Use an explicit while-loop to compute the string's length; have you not heard of strlen()?
Use such low-level C-like string processing, for no good reason ... What's wrong with std::string?
Don't properly account for the terminating '\0' in the string, when allocating space for it and copying it. The length is also not stored, leaving the resulting char array rather difficult to interpret.
reportError() should be declared virtual in switchSystem, as it is in errorContainer.
char* should instead be std::string to avoid all of that needless work.
Is there some reason that you can't use an std::vector<switchObject> instead of new[]?
You shouldn't delete[] errorMessage when it points to a static literal string. This leads to undefined behavior. (Translation: Bad Thing(TM).)
Why are you iteratively counting and copying the contents of a char*? This is begging for trouble. You're not doing anything to protect yourself from harm.
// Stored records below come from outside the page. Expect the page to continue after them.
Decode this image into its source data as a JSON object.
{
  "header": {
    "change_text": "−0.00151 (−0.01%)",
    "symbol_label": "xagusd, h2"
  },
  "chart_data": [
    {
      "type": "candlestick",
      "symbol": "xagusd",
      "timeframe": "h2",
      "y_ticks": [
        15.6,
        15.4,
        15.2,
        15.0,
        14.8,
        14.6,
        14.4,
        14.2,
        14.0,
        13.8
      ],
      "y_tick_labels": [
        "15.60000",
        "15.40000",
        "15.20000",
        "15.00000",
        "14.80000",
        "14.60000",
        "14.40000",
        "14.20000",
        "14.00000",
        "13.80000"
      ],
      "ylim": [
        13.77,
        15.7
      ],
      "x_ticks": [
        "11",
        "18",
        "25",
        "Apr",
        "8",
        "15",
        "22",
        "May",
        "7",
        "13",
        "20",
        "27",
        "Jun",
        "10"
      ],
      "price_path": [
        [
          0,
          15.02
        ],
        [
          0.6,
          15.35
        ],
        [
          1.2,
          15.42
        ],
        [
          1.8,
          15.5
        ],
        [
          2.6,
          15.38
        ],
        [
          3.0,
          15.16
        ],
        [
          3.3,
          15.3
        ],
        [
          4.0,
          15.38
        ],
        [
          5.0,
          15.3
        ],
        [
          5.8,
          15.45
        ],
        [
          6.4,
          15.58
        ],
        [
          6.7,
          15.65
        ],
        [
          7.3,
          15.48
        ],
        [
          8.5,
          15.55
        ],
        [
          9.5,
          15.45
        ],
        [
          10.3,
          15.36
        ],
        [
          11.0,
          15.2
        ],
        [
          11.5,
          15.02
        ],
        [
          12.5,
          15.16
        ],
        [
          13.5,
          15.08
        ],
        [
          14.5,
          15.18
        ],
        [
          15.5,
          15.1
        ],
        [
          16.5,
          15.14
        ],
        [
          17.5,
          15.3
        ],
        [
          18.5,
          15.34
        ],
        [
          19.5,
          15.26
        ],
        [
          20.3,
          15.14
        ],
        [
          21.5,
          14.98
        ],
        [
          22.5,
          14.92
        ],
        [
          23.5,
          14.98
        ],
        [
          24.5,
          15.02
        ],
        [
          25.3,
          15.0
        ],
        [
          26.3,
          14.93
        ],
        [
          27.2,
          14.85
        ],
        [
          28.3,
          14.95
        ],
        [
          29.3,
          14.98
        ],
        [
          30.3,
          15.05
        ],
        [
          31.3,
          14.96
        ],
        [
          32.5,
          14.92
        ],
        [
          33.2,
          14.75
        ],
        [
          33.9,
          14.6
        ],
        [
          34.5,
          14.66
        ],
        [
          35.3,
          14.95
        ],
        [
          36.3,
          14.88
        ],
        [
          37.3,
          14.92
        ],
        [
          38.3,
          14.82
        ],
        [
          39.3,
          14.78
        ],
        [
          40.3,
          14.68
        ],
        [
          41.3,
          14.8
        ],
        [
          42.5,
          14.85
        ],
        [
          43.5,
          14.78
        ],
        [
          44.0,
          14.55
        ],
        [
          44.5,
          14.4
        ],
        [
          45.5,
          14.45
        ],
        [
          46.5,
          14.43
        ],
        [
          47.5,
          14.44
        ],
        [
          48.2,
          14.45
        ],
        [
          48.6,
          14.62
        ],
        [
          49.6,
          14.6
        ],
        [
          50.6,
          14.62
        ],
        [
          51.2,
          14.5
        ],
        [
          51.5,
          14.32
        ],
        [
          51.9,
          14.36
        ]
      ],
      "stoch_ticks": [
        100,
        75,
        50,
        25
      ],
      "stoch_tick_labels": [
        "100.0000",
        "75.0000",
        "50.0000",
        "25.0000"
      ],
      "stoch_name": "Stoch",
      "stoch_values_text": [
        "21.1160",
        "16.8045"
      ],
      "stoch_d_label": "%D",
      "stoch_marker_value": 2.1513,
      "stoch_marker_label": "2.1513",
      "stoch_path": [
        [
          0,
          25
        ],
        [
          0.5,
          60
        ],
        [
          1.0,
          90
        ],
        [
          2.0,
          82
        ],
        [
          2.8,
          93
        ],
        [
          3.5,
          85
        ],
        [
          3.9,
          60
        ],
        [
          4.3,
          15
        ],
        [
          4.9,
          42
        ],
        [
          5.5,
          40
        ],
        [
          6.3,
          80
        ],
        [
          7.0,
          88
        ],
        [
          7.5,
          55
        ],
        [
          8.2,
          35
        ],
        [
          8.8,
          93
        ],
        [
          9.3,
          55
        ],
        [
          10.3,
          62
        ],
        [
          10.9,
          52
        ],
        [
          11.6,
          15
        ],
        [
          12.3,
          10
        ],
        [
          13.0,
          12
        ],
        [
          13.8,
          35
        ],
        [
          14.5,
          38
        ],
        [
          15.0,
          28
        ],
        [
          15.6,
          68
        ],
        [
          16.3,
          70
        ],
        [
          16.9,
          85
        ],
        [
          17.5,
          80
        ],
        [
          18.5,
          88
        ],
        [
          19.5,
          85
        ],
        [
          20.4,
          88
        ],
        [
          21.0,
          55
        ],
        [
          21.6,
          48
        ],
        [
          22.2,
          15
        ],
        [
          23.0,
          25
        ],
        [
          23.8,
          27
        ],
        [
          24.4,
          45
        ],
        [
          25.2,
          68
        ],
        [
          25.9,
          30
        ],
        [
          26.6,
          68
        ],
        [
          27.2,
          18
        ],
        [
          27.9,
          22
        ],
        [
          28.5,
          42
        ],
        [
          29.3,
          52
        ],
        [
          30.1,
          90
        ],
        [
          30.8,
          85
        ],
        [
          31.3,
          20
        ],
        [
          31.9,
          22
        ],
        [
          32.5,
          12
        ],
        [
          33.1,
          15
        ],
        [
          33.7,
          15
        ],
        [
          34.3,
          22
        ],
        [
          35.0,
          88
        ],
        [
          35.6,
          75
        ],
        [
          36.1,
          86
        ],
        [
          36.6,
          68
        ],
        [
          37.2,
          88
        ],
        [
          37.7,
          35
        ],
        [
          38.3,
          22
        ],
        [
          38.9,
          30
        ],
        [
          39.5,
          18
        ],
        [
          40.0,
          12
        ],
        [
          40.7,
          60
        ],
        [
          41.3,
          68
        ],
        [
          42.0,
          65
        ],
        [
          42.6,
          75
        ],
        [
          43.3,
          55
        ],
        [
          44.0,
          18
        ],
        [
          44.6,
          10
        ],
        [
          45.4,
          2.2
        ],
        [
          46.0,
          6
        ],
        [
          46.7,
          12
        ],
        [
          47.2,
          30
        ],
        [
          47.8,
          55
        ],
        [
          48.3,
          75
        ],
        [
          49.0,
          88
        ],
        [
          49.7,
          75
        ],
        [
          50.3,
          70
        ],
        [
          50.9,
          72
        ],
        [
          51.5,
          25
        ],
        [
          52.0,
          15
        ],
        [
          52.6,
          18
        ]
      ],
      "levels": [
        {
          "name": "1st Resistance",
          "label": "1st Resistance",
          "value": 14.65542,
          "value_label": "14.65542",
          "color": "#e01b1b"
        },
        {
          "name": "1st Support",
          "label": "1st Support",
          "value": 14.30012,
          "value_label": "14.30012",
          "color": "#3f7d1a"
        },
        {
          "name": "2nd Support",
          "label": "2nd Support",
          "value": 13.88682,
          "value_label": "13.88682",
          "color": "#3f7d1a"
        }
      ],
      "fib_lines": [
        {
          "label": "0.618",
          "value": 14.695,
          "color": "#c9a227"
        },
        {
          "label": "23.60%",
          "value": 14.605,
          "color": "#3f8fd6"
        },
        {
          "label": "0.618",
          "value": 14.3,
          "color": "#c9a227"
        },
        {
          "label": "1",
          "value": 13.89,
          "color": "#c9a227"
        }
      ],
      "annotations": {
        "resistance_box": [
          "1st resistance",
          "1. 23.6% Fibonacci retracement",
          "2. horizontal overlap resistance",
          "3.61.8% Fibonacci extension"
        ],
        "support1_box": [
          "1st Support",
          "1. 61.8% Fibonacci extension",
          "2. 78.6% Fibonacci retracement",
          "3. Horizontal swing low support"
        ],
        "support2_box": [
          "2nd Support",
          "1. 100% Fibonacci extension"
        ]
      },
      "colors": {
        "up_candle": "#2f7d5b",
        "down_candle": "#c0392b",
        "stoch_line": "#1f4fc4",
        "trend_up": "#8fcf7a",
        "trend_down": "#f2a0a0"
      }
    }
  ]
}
Why must switchObject pass a string to switchSystem? Wouldn't it be better to simply return an error code or throw some class derived from std::exception? Or perhaps it should send a string to a global logging facility?
I think perhaps you should rethink your design instead of trying to fix this.
All of the above message contains really good advice, unless this is homework and you can't use STL I'd recommend that you follow them, your problems will be much less.
For example in this snippet
errorMessage=new char[len];
for(i=0;i<=len;i++){
errorMessage[i]=reportErrorMessage[i];
}
You have allocated len bytes, but you are writing to len+1 bytes, you have not allocated memory for the null terminator '\0', overwriting memory lead to nasty bugs that are difficult to trackdown.
I think the memory leak is your minor cocnern in here. You better throw this code and start over again with a new approach. This is a mess.